C’è un nome che, per chi negli anni ’90, come me, passava pomeriggi davanti al monitor di un PC, scatena ancora oggi un brivido di nostalgia: Screamer.
Correva il 1995, l’Italia era da poco stata battuta dal Brasile in finale ad USA ’94, nei PC domestici girava MS DOS e Windows 95 e i CD-ROM erano ancora appannaggio dei più danarosi e il titolo Milestone, allora una software house agli esordi, conosciuta come Graffiti portava sulle nostre macchine un’esperienza arcade pura, figlia della scuola SEGA e Namco.
Era il periodo d’oro di Daytona USA e Ridge Racer ma la sorpresa arrivò dall’Italia: un racing game fluido, velocissimo, capace di sfruttare la grafica 3D accelerata di quegli anni pionieristici e di farsi largo tra i colossi.
Oggi, a trent’anni di distanza, Milestone decide di riaprire quel garage e spolverare un marchio rimasto simbolico per un’intera generazione. L’annuncio del ritorno di Screamer ha acceso subito la curiosità degli appassionati: non si tratta di una semplice operazione nostalgia, ma di una vera e propria rivisitazione, in cui lo spirito arcade si fonde con la tecnologia di oggi.
Il paragone è inevitabile: nel 1995 bastava una manciata di poligoni e la promessa dei 30 frame al secondo per farci sentire la potenza di un bolide lanciato a 250 all’ora. Oggi invece parliamo di tracciati realizzati con l’Unreal Engine, illuminazione dinamica, riflessi ray-tracing, modalità photo realistiche e un sistema di fisica che cerca un equilibrio delicato tra spettacolarità arcade e credibilità.
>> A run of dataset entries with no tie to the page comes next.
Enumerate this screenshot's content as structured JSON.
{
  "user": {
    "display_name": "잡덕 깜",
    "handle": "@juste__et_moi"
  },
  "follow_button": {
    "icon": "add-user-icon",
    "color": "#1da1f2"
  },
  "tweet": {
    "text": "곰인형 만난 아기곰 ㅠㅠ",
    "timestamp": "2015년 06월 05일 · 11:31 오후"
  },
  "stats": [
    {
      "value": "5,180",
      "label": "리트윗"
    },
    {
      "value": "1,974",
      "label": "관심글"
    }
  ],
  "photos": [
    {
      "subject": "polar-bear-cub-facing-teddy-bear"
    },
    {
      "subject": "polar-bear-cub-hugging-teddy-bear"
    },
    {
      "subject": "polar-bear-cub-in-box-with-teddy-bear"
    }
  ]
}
Dove ieri il divertimento nasceva dal drifting impossibile e dalle curve prese a tutta velocità senza mai toccare il freno, oggi Milestone promette la stessa immediatezza, ma inserita in un contesto che guarda anche all’eSport e alle community online.
La grande differenza, dunque, non è tanto nel DNA del gioco pressochè rimasto fedele a quell’anima “accendi e gioca” che ha reso grande il primo Screamer quanto nella cornice tecnologica e culturale. Negli anni ’90 il racing arcade era il cuore pulsante delle sale giochi, oggi invece deve convivere con simulatori ultra-realistici e con esperienze live service.
Il titolo Milestone prova a distinguersi proprio riportando al centro il piacere immediato della guida, senza menù infiniti né settaggi complicati, ma con la velocità e l’adrenalina come uniche vere protagoniste.
C’è anche un valore simbolico: Milestone, oggi riconosciuta a livello mondiale per serie come MotoGP e Ride, torna a fare i conti con le proprie radici. È quasi un atto d’amore verso un pubblico che li ha visti crescere, un modo per ricordare che prima dei campionati ufficiali e delle licenze FIA c’era un sogno fatto di poligoni, texture a bassa risoluzione e pura passione.